Secara historis berdasarkan sejarahnya, khususnya berkait kelembagaan penyelenggara Pemilu, kehadiran UU Nomor 7 Tahun 2017 adalah UU pengganti UU Nomor 15
Tahun 2011. Hal ini sebagaimana disebutkan pada halaman 1 bagian menimbang huruf d disebutkan bahwa UU Nomor 7 Tahun 2017 adalah penyatuan dari beberapa UU Pemilu termasuk di dalamnya UU Nomor 15 Tahun 2011 yang menjadi dasar hukum legalitas penyelenggara Pemilu dalam UU Nomor 10 Tahun 2016 tentang Pilkada.

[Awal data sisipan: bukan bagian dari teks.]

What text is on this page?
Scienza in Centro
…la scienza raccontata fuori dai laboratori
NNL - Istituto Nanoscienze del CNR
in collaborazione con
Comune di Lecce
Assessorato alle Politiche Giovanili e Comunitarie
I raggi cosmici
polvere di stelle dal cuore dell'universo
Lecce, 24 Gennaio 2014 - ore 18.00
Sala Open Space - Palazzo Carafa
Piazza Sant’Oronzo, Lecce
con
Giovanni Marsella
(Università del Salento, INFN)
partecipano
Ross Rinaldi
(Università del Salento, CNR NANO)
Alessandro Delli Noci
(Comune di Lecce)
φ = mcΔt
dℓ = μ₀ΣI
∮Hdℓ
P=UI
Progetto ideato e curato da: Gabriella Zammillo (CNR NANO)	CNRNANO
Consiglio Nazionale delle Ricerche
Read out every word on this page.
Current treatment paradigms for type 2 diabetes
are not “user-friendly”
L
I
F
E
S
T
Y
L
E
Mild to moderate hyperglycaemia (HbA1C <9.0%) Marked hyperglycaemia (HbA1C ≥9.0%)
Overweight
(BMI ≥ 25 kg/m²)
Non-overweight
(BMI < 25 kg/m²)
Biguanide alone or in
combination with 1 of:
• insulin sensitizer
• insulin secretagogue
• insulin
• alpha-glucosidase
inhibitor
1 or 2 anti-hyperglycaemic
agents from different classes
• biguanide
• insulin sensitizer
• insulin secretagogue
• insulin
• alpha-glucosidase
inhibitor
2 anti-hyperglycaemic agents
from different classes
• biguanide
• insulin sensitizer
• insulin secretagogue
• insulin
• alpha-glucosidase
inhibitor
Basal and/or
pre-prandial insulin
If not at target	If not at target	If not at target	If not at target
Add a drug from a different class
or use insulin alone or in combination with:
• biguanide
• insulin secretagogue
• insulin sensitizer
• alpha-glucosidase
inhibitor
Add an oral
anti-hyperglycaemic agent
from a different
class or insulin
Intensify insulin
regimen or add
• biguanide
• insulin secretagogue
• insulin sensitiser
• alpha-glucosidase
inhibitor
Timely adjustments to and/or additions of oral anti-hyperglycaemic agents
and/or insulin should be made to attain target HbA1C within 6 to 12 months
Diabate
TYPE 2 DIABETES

Selanjutnya, penyebutan Bawaslu Kabupaten/Kota pada Pasal 653 UU Nomor 7 Tahun 2017 merupakan bagian yang tak terpisahkan sekaligus bukti yang menunjukan bahwa secara historis Bawaslu kabupaten/kota yang ada di dalam UU Pemilu adalah metamorfosis dari Panwas kabupaten/kota yang disebutkan dalam UU Pilkada setelah mendapatkan penguatan baik dari
aspek kelembagaan maupun fungsi dan kewenangan serta sifatnya yang menjadi permanen. Hal tersebut sebagaimana disebutkan pada halaman 2 penjelasan UU Nomor 7 Tahun 2017.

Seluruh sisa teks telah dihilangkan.